I smoked a '79 N case 9" 33 spline. Broke out he pinion nose bearing housing. The 9" is not bad just make sure it has a strange center if your dragging with a good amount of HP. A 12 bolt is just as good if not better and the big body 10bolts from the 60's are tough as nails.


----------



## ALKYGTO (Mar 29, 2010)

IMO if you are starting from scratch and not rebuilding your existing rear and looking to buy upgrade the three best options are the Chevy 12 bolt, Ford nine inch or the Strange S-60. 

The Ford allows easy gear swaps if you race or don't have an overdrive so you can do drag strip or road trips. They are strong and have a lot of options for brakes, gear ratios etc. but they made a lot of different cases and if your buying one from someone you'll want to make sure it has the nodular case.

The Strange S-60 is based pm the Dana 60 rear axle used primarily in 3/4 and 1 ton trucks and the high horsepower stick shift Mopars of the sixties. While it does'nt allow you to easily swap gear ratios in stock form it easily makes any other passenger car rear look like a toy. It boasts a 9 3/4 inch ring gear and 33 spline axles stock. 

I run a 12 bolt with all Strange internals, they make high quality products (as do many others, do your homework) and I have not experienced any problems (yet) and I have a very heavy stick shift car with a lot of power and sticky tires. The twelve bolt Chevy is a good rear if you upgrade the axles and bearings, that is the weakpoint because the axle acts as the inner race of the bearing( the others have hardened bearing races pressed onto the axle)and the axle is retained by a c-clip, not by the outer bearing race.
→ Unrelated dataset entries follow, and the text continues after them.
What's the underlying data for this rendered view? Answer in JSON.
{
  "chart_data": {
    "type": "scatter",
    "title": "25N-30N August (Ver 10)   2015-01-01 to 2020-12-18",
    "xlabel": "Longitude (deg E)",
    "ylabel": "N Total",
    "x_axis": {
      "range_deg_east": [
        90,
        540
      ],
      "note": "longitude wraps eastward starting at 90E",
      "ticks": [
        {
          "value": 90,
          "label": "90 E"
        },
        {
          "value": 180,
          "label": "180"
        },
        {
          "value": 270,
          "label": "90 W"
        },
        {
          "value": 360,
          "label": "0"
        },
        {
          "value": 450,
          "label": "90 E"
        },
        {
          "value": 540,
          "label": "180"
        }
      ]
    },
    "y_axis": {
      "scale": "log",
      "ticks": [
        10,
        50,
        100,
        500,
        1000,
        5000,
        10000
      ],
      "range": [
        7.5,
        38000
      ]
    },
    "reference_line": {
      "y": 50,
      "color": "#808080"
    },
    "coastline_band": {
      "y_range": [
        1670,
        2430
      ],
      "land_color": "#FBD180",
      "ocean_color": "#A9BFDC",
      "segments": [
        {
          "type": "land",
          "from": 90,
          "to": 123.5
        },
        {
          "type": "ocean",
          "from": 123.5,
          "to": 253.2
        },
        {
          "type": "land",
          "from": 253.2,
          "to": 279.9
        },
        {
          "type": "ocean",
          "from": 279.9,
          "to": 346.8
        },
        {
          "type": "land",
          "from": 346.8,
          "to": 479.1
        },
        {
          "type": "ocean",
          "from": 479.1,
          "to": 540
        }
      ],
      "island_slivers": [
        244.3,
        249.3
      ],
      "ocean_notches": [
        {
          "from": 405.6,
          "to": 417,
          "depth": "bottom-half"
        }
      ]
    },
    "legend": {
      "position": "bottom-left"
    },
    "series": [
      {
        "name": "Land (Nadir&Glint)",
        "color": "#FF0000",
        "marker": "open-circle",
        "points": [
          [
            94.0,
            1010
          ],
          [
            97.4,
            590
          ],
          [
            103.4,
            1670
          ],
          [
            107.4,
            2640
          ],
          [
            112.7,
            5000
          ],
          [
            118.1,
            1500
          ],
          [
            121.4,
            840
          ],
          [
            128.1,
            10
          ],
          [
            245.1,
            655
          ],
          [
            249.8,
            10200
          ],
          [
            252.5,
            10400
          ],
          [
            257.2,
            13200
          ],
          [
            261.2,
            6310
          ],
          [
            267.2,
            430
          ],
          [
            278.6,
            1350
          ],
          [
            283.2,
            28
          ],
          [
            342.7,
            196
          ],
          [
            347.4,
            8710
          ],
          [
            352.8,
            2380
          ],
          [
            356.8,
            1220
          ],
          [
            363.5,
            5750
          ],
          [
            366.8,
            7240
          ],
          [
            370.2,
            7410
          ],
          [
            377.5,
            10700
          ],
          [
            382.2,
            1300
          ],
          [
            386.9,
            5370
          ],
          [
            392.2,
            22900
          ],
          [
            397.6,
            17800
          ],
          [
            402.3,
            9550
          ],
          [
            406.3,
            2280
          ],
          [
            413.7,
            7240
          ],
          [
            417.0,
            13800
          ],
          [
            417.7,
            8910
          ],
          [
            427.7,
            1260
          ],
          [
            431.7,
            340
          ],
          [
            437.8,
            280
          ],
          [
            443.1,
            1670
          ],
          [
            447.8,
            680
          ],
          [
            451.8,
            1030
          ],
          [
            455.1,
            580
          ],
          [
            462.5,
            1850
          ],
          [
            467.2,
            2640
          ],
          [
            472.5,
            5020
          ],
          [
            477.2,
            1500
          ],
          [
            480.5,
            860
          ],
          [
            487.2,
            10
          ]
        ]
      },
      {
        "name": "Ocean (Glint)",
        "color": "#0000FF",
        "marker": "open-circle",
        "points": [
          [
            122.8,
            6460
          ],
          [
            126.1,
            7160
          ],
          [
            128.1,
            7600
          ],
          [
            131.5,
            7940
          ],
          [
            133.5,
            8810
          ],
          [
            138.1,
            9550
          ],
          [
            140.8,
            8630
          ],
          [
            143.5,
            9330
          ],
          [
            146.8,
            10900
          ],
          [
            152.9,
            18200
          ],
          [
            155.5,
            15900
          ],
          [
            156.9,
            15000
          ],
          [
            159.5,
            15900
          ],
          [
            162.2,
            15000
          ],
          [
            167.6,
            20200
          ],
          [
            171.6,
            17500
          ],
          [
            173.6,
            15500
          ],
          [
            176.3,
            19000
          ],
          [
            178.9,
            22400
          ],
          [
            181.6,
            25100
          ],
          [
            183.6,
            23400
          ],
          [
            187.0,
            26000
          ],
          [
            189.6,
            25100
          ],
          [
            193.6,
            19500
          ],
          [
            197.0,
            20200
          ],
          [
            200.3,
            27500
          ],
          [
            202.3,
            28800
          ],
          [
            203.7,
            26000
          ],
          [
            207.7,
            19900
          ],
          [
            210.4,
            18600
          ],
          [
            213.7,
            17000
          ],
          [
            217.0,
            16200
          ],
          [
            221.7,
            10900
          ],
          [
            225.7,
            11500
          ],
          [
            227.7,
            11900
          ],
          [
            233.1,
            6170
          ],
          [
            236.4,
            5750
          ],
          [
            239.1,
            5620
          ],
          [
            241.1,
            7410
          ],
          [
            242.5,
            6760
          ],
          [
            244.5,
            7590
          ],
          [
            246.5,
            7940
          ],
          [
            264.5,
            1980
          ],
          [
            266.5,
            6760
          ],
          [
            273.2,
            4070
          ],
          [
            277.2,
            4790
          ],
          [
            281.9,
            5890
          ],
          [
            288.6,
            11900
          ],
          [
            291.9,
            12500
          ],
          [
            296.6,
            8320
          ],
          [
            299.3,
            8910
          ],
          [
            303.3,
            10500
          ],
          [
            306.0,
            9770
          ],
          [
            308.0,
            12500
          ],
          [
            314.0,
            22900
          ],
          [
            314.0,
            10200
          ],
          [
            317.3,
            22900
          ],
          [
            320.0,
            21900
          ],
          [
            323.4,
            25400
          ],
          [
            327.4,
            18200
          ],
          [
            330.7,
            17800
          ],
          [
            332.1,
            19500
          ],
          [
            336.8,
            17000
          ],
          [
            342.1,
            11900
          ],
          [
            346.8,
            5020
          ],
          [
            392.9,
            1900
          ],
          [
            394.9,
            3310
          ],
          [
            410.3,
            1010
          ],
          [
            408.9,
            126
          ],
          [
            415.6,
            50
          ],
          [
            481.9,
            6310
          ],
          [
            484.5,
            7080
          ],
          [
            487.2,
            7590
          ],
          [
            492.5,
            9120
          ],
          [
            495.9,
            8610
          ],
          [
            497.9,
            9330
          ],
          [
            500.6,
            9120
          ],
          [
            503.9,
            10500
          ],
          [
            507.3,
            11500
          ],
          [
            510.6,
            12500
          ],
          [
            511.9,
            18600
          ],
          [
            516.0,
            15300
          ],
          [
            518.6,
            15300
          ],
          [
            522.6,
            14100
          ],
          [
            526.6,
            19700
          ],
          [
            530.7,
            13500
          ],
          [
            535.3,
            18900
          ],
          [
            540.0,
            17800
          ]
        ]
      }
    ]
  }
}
Your existing 10 bolt can be upgraded also, it really amounts to how much power you ultimately think youll be putting down and how you drive the car. A weekend cruiser can get by with the rebuild and a bolt in posi unit. You might consider an Airlocker system if they are available for your axle. They can turn your open rear into a locked spool at the flick of a switch and they bolt into your stock carrier. I would also recommend eliminating the c-clip axles if you race at all. :cheers


----------



## likethat (Oct 5, 2007)

Did the Pontiac 8.2 10 bolt axle go from bolt in to c clips after '68?


----------



## ALKYGTO (Mar 29, 2010)

I'm pretty sure you're right, that it still has bolt in axles.


----------